# Rapido Parts



## greygit (Apr 15, 2007)

Hi All
Just arrived back in the UK and need a couple of plumbing bits for our Rapido, the one-way valve behind the outside shower froze up and split and when I went to drain the water tank on our arrival home the inline drain tap handle broke off.......quality Parts!
I rang Dunghills and they said I would have to purchase the complete exterior shower unit to get the valve but this must be rubbish as the valve is separate to the shower also their price for the inline tap was £40.00 I'm not mean but I don't like to be taken for an idiot either so I'm looking for part elsewhere.
Can anyone suggest where I might look to find the parts I'm after as I have searched the web with no as luck yet? I have tried CAK Tanks but can't see any inline taps or valves on there.
Hopefully
Gary


----------



## Bob_ed (Jun 23, 2009)

Hello Gary,

I've just bought an inline tap from these people - about 6 quid if I remember. Good range of stock but I don't know if they sell ordinary taps.

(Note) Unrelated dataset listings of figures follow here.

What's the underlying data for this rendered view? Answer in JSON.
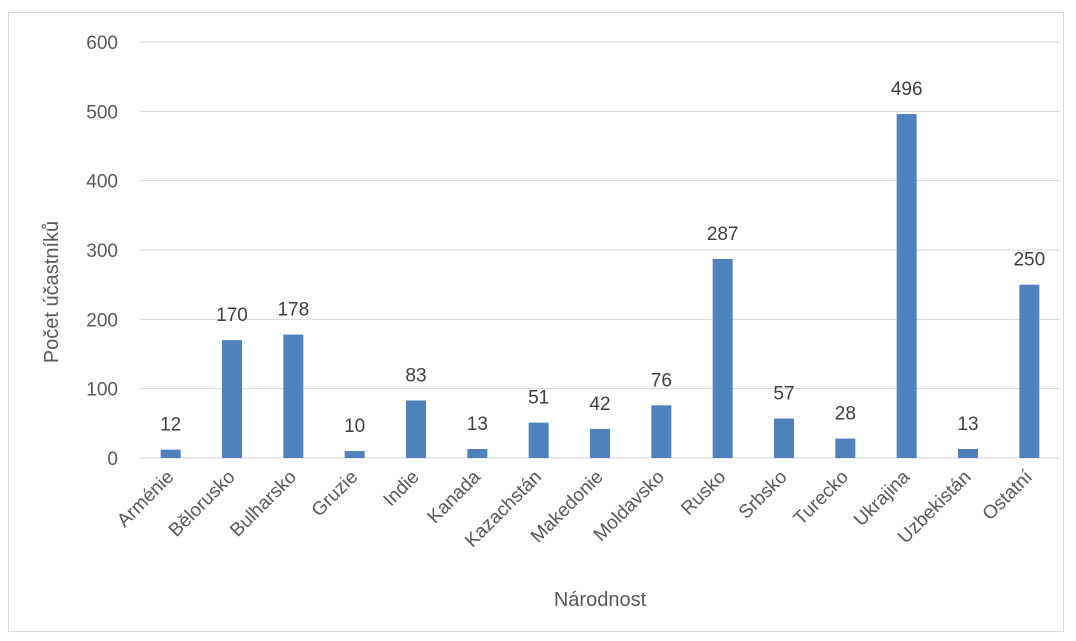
{
  "chart_data": {
    "type": "bar",
    "title": "",
    "xlabel": "Národnost",
    "ylabel": "Počet účastníků",
    "ylim": [
      0,
      600
    ],
    "yticks": [
      0,
      100,
      200,
      300,
      400,
      500,
      600
    ],
    "grid": true,
    "legend": "none",
    "bar_color": "#4f81bd",
    "categories": [
      "Arménie",
      "Bělorusko",
      "Bulharsko",
      "Gruzie",
      "Indie",
      "Kanada",
      "Kazachstán",
      "Makedonie",
      "Moldavsko",
      "Rusko",
      "Srbsko",
      "Turecko",
      "Ukrajina",
      "Uzbekistán",
      "Ostatní"
    ],
    "values": [
      12,
      170,
      178,
      10,
      83,
      13,
      51,
      42,
      76,
      287,
      57,
      28,
      496,
      13,
      250
    ]
  }
}
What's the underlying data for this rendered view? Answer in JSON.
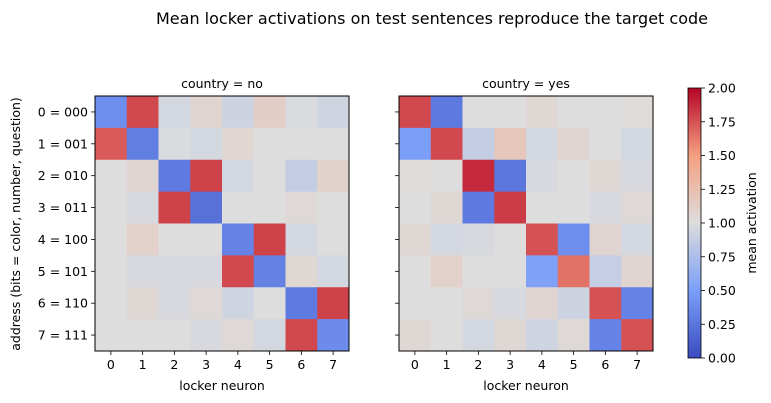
{
  "title": "Mean locker activations on test sentences reproduce the target code",
  "chart_data": {
    "type": "heatmap",
    "colormap": "coolwarm",
    "vmin": 0,
    "vmax": 2,
    "colorbar_label": "mean activation",
    "colorbar_ticks": [
      "0.00",
      "0.25",
      "0.50",
      "0.75",
      "1.00",
      "1.25",
      "1.50",
      "1.75",
      "2.00"
    ],
    "xlabel": "locker neuron",
    "ylabel": "address  (bits = color, number, question)",
    "x_ticks": [
      "0",
      "1",
      "2",
      "3",
      "4",
      "5",
      "6",
      "7"
    ],
    "y_ticks": [
      "0 = 000",
      "1 = 001",
      "2 = 010",
      "3 = 011",
      "4 = 100",
      "5 = 101",
      "6 = 110",
      "7 = 111"
    ],
    "panels": [
      {
        "title": "country = no",
        "values": [
          [
            0.4,
            1.78,
            0.95,
            1.07,
            0.92,
            1.12,
            0.98,
            0.93
          ],
          [
            1.72,
            0.3,
            0.98,
            0.95,
            1.06,
            1.0,
            1.0,
            1.0
          ],
          [
            1.0,
            1.07,
            0.28,
            1.8,
            0.95,
            1.0,
            0.87,
            1.09
          ],
          [
            1.0,
            0.97,
            1.8,
            0.22,
            1.0,
            1.0,
            1.03,
            1.0
          ],
          [
            1.0,
            1.1,
            1.0,
            1.0,
            0.33,
            1.8,
            0.95,
            1.0
          ],
          [
            1.0,
            0.97,
            0.97,
            0.97,
            1.78,
            0.32,
            1.05,
            0.95
          ],
          [
            1.0,
            1.05,
            0.97,
            1.03,
            0.93,
            1.0,
            0.28,
            1.8
          ],
          [
            1.0,
            1.0,
            1.0,
            0.97,
            1.03,
            0.95,
            1.78,
            0.38
          ]
        ]
      },
      {
        "title": "country = yes",
        "values": [
          [
            1.78,
            0.27,
            1.0,
            1.0,
            1.05,
            1.0,
            1.0,
            1.02
          ],
          [
            0.5,
            1.78,
            0.87,
            1.18,
            0.95,
            1.07,
            1.0,
            0.95
          ],
          [
            1.02,
            1.0,
            1.88,
            0.25,
            0.97,
            1.0,
            1.05,
            0.97
          ],
          [
            1.0,
            1.05,
            0.27,
            1.82,
            1.0,
            1.0,
            0.97,
            1.03
          ],
          [
            1.05,
            0.95,
            0.97,
            1.0,
            1.75,
            0.4,
            1.07,
            0.95
          ],
          [
            1.0,
            1.1,
            1.0,
            1.0,
            0.52,
            1.65,
            0.88,
            1.07
          ],
          [
            1.0,
            1.0,
            1.03,
            0.97,
            1.07,
            0.92,
            1.75,
            0.33
          ],
          [
            1.05,
            1.0,
            0.95,
            1.05,
            0.93,
            1.03,
            0.33,
            1.75
          ]
        ]
      }
    ]
  }
}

http://www.marcleleisure.co.uk/


----------



## Jean-Luc (Jul 21, 2005)

Have a look at the following links to get an idea of cost outside of dealer network prices.
DRAIN TAP
EXTERNAL SHOWER COMPLETE UNIT LOCKABLE


----------



## JohnsCrossMotorHomes (Jul 21, 2007)

Is this compatible with your system?

>>Drain tap<<

Peter


----------



## greygit (Apr 15, 2007)

Bob_ed said:


> Hello Gary,
> 
> I've just bought an inline tap from these people - about 6 quid if I remember. Good range of stock but I don't know if they sell ordinary taps.
> 
> http://www.marcleleisure.co.uk/


Hi Bob_ed
Can't see my tap on there but I've seen one which might do if I can't find the right one.
Thanks for reply
Gary


----------



## greygit (Apr 15, 2007)

Jean-Luc said:


> Have a look at the following links to get an idea of cost outside of dealer network prices.
> DRAIN TAP
> EXTERNAL SHOWER COMPLETE UNIT LOCKABLE


Hi Jean-Luc
The tap on that link would be the same as mine if it were a two way and not a three and the link to the shower unit is exactly the same as mine but, as I said, the one-way valve is in the pipe coming into the unit so I will have to find just the valve.
Thanks for the reply.
Gary


----------



## greygit (Apr 15, 2007)

Hi Peter
Regrettably no it isn't as mine fits between 3/8" plastic piping, but thanks for trying.
Gary 
:wink:


----------



## Jean-Luc (Jul 21, 2005)

greygit said:


> Jean-Luc said:
> 
> 
> > Have a look at the following links to get an idea of cost outside of dealer network prices.
> ...


Gary, the tap is a two way, it is fitted in-line to the cold water pipe from the tank and when opened spills the water through the long outlet which goes through the floor and to which a length of pipe can be fitted if required.
BTW the main reason for my earlier post was to give you an idea of what you would pay if buying from a generic catalog as opposed to from a dealer for a marque, in your case a Rapido dealer


----------



## greygit (Apr 15, 2007)

Jean-Luc said:


> Gary, the tap is a two way, it is fitted in-line to the cold water pipe from the tank and when opened spills the water through the long outlet which goes through the floor and to which a length of pipe can be fitted if required.
> 
> Hi Jean-luc
> I removed the broken tap this morning and much to my surprise it is, more or less, the same as the one you sent from the German site i.e. a drain pipe going through the floor. I wish I had removed it earlier then I would have known but it's not a problem as I have converted the old one to a cord operated release.
> ...


----------